Lo cierto es que la voz del lehendakari Urkullu me trajo las evocaciones que generaron la larga divagación en la que hasta aquí me he ocupado y espero haberlos entretenido a ustedes. A lo largo de todas ellas subyacía la pregunta, no sé si inoportuna, de si todos los juancarlistas han devenido en felipistas y, como antaño, permanecen atentos a las palabras que el jefe de Estado a título de rey dirige a todos los españoles llegadas estas fechas. He intentado responderme.
Si los políticos de la Transición que, en su momento, estuvieron a la altura que las circunstancias les requerían y lo hicieron llevados de la mano por los hábitos propios de sus respectivas procedencias -tal y como se comentó aquí en el articulo del pasado jueves, los unos ajenos a la defensa de los intereses personales, atentos los otros a los generales del Estado- los que les sucedieron, esta generación política compuesta en gran medida por los fontaneros y sus asimilados surgidos de los cursos celebrados en las escuelas de verano de sus respectivos partidos, se lo han encontrado todo hecho y hemos podido ver como de las situaciones cómodas no suele depararse nada bueno.
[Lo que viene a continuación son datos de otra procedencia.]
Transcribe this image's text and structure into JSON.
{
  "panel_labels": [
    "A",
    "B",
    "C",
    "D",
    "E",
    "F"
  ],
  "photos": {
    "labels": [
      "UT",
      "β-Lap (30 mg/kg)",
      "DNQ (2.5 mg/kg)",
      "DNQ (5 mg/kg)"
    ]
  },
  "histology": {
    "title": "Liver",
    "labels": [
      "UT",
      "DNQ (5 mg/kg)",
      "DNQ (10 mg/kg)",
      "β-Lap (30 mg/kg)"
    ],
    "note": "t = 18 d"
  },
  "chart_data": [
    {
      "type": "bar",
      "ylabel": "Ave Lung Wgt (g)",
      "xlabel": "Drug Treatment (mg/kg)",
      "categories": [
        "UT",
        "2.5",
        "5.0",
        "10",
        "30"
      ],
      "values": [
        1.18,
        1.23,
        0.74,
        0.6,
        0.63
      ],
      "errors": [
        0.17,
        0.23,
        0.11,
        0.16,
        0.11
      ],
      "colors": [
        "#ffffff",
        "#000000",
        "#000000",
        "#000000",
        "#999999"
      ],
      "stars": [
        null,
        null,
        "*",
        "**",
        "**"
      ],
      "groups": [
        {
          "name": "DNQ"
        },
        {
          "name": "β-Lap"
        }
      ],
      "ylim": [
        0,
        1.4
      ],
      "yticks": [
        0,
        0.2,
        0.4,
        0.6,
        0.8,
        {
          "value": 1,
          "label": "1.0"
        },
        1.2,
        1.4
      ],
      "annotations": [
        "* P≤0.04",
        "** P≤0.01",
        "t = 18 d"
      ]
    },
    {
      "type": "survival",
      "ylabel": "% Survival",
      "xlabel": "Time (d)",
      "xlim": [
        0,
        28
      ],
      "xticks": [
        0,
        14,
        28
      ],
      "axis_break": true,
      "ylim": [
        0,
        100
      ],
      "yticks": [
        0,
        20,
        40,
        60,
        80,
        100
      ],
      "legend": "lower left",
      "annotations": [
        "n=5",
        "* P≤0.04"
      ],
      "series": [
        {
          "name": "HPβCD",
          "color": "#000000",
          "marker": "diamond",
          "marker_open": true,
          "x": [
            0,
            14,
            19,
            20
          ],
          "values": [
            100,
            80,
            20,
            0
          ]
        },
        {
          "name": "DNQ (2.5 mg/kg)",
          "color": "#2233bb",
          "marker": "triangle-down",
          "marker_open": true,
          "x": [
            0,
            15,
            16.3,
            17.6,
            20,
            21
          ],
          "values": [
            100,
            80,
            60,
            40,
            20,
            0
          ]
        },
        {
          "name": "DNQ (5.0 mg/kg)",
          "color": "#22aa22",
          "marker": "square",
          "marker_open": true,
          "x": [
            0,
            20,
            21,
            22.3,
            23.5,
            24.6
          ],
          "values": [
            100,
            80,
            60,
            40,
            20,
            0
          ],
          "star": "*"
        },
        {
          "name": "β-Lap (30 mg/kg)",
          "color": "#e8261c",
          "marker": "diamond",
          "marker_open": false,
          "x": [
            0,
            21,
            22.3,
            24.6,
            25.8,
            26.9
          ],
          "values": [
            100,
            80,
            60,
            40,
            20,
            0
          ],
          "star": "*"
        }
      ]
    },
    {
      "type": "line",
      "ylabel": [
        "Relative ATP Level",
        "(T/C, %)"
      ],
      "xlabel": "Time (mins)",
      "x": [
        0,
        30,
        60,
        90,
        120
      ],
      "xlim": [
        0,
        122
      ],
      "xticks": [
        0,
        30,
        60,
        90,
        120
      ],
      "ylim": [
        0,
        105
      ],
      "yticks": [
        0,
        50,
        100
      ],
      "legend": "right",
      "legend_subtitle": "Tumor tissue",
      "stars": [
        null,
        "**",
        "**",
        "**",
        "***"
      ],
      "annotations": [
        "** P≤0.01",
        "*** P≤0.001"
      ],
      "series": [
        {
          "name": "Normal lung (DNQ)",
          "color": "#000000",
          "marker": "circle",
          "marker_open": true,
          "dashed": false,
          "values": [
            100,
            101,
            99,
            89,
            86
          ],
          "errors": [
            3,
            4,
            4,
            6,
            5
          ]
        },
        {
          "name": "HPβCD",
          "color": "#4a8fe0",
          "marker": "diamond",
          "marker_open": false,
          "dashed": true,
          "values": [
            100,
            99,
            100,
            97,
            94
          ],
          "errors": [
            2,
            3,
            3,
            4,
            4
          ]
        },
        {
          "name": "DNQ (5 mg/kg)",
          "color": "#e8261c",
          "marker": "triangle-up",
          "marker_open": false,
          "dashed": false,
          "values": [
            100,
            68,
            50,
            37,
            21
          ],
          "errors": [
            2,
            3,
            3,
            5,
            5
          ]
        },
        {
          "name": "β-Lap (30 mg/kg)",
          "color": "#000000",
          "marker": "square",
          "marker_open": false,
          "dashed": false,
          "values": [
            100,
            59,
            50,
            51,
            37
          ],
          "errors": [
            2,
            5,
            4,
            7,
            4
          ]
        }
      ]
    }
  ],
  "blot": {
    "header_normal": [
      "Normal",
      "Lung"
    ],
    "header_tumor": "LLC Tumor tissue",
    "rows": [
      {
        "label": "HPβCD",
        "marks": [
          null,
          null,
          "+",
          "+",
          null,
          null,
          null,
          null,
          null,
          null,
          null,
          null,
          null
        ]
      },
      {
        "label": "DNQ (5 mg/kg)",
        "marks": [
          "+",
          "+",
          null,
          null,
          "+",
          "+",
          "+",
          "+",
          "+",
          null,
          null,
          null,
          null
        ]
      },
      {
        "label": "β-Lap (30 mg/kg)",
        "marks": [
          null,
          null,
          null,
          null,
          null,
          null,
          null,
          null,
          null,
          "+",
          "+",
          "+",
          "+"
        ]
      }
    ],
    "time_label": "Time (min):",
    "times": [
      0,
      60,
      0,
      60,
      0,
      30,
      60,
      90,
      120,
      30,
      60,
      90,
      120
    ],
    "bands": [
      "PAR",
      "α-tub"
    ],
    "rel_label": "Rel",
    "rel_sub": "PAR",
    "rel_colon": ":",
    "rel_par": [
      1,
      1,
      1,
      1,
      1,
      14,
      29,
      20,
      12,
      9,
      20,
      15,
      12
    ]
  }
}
Por su parte, si el rey Juan Carlos I tuvo que transitar por una circunstancia histórica excepcional, cual fue la de la reinstalación de la monarquía borbónica en una Jefatura del Estado que ya poco tenía que ver con la ejercida por su abuelo y lo hizo a cuenta de sufrimientos personales y desajustes familiares que todos recordamos, desajustes y sufrimientos que acertó a superar a fuerza de lo que dimos en llamar campechanía y posiblemente se tratase de otra cosa, su hijo se lo ha encontrado todo hecho y, al igual que los políticos actuales son profesionales, él también lo es y cabe exigirle lo que a su padre le vimos ir construyendo poco a poco: el sentido de la convivencia del que supo impregnar a todo un reino sobre el que reinaba pero no gobernaba en absoluto y lo cierto es que la ocasión se le está pintando calva y la ocasión así se lo reclama. Quizá dentro de otros cuarenta años, otro escritor de provincias, tenga una ocurrencia semejante a esta que a partir de ya mismo se empieza a diluir y a concluir en nada. Si así sucediese sería porque, como esta, no significase, ni más ni menos, que a unos tiempos suceden otros tiempos y que si estos mudan, mudan también las voluntades. Pero al tiempo significaría que hay reinados que transcienden a su tiempo y pasan a la Historia mientras que otros, más anodinos aunque posiblemente igual de bien intencionados, se recrean y adormecen en un aura de mediocridad que no suele conducir a nada.
Y en estas y no en otras es en las que estamos triados por los ecos de una voz que acertó a entrar en nuestras casas de modo que los republicanos nos hicimos juancarlistas porque la opción no era en absoluto desdeñable. Ojala el hijo acierte a ser digno hijo de su padre, aunque no sea en absoluto necesario que haga el honor que su padre hizo a la estirpe de su abuelo, tan dado que fue Don Alfonso XIII al trato con las damas. Aunque justo sea reconocer que es mejor un rey que reine como es debido, aunque se vaya el al infierno al final de sus días, que uno que se vaya él al cielo después de haber mal reinado dejando esto hecho un purgatorio; de momento ya nos llega con el que padecemos.